Ethnographic Evidence from Working Poor Families in the New Hope Intervention


By Edward D. Lowe, Thomas S. Weisner, Sonya Geis

Summary of Key Findings rom Working Paper No. 15

Background

Unstable child care arrangements can lead to negative consequences both for parents’ employment and for children’s well-being, particularly among families already struggling with low incomes and variable work schedules. This paper draws upon longitudinal ethnographic information from a sample of 44 working poor families who participated in the New Hope Demonstration, an experimental intervention in Milwaukee, Wisconsin, that provided a monthly earnings supplement, child care vouchers, and health care coverage to low-income parents if the parent worked 30 or more hours a week. The families in this study are representative of a much larger sample of families who participated in the New Hope antipoverty program. The paper examines three questions: (1) How much change and instability in child care arrangements do the families in our sample experience? (2) What features of everyday family life, and the family cultural ecology, are generally associated with change and instability? (3) How do subsidy programs available to these families like New Hope and Wisconsin Works, the state’s welfare reform initiative, promote or reduce stability of child care over time?

Key Findings

  • Changing child care arrangements were pervasive, with 84 percent of sample families experiencing a change at least once in the two years of follow-up.

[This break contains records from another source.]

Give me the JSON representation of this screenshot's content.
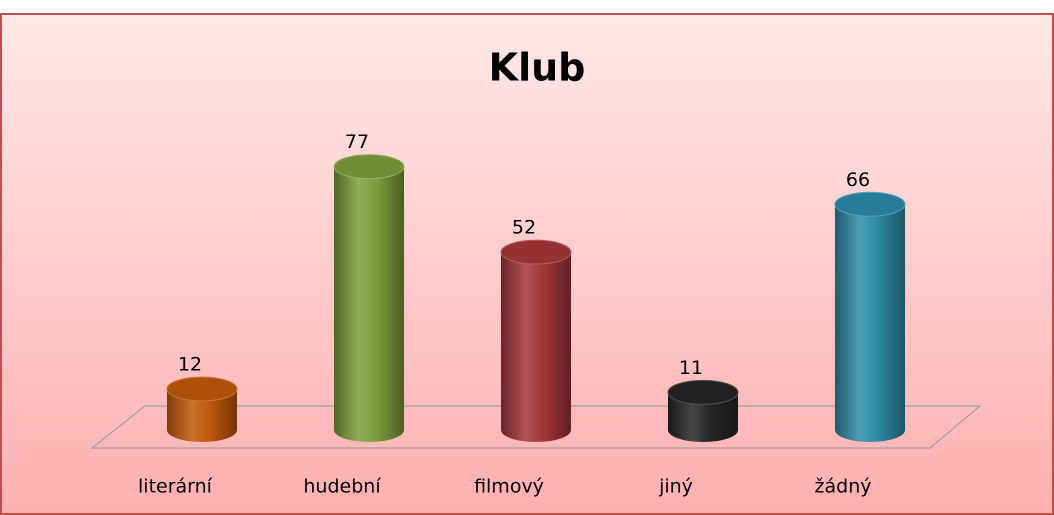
{
  "chart_data": {
    "type": "bar3d",
    "title": "Klub",
    "categories": [
      "literární",
      "hudební",
      "filmový",
      "jiný",
      "žádný"
    ],
    "values": [
      12,
      77,
      52,
      11,
      66
    ],
    "colors": [
      "#c0590a",
      "#7e9d3c",
      "#a3363a",
      "#262626",
      "#2e8aa8"
    ]
  }
}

Most importantly, between about one-third and one-half of families experienced unplanned changes in child care arrangements during the follow-up period.

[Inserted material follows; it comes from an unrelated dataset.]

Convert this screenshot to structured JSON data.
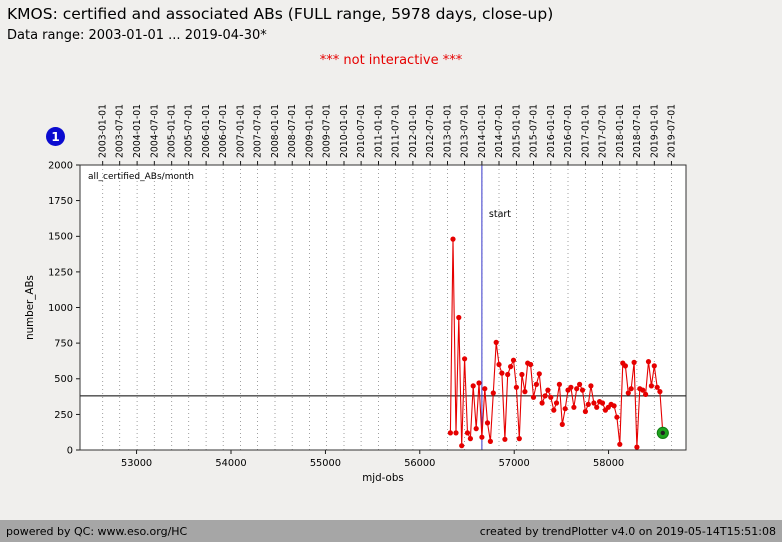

  • Shifts in the family cultural ecology were the most important influence on stability in child care, including, in order of importance:

    – stability of work and job circumstances or in the household’s social supports;


    – assistance and stability of informal care providers;


    – the adequacy of material and social resources, including child care subsidies;


    – consensus or conflict among family members regarding child care;


    – the congruence between available child care and parents’ beliefs, goals, and values.



  • Families’ descriptions of the difficulties they face meeting current child care subsidy rules and administrative hurdles suggest that modifications in the subsidy systems could render them more effective in assisting low-income working families.

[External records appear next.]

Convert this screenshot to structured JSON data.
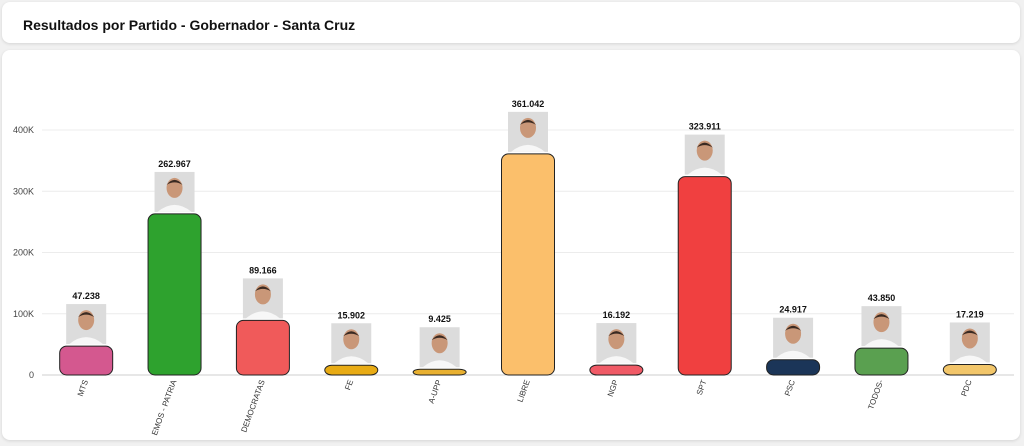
{
  "header": {
    "title": "Resultados por Partido - Gobernador - Santa Cruz"
  },
  "chart_data": {
    "type": "bar",
    "title": "Resultados por Partido - Gobernador - Santa Cruz",
    "xlabel": "",
    "ylabel": "",
    "ylim": [
      0,
      420000
    ],
    "yticks": [
      0,
      100000,
      200000,
      300000,
      400000
    ],
    "ytick_labels": [
      "0",
      "100K",
      "200K",
      "300K",
      "400K"
    ],
    "grid": true,
    "legend": "none",
    "categories": [
      "MTS",
      "EMOS - PATRIA",
      "DEMOCRATAS",
      "FE",
      "A-UPP",
      "LIBRE",
      "NGP",
      "SPT",
      "PSC",
      "TODOS-",
      "PDC"
    ],
    "values": [
      47238,
      262967,
      89166,
      15902,
      9425,
      361042,
      16192,
      323911,
      24917,
      43850,
      17219
    ],
    "value_labels": [
      "47.238",
      "262.967",
      "89.166",
      "15.902",
      "9.425",
      "361.042",
      "16.192",
      "323.911",
      "24.917",
      "43.850",
      "17.219"
    ],
    "colors": [
      "#d4588f",
      "#2ea22e",
      "#f05a5a",
      "#e8ab14",
      "#e8b030",
      "#fbbf6b",
      "#f05a66",
      "#f04040",
      "#1b3558",
      "#5aa050",
      "#f2c66a"
    ],
    "icon": "candidate-photo-icon"
  }
}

Conclusions and Implications

The level of child care instability observed in this paper raises concerns. This ethnographic study extends what has been learned from previous research on child care instability by providing insight into the complex underlying reasons that account for the observed high levels of instability. The structure of subsidy policies could help mitigate some of the reasons for unplanned child care instability uncovered here. For example, child care support tied exclusively to work or income levels can lead to more instability since work is unstable in many cases. Establishing a family’s child care eligibility annually (as opposed to basing eligibility on current work effort, for example) would ensure that a child could remain in the same program for longer periods of time. These periods could be tied to school year cycles, for instance. Based on how parents talked about child care subsidies and how they responded to the current structure of the system, it is likely that, if child care supports were more stable and certain, the benefits of using child care subsidies would increase and the families’ ability to sustain their routines would improve.

Lowe, Edward D., Thomas Weisner, and Sonya Geis. 2003. “Instability in Child Care.” New York: MDRC.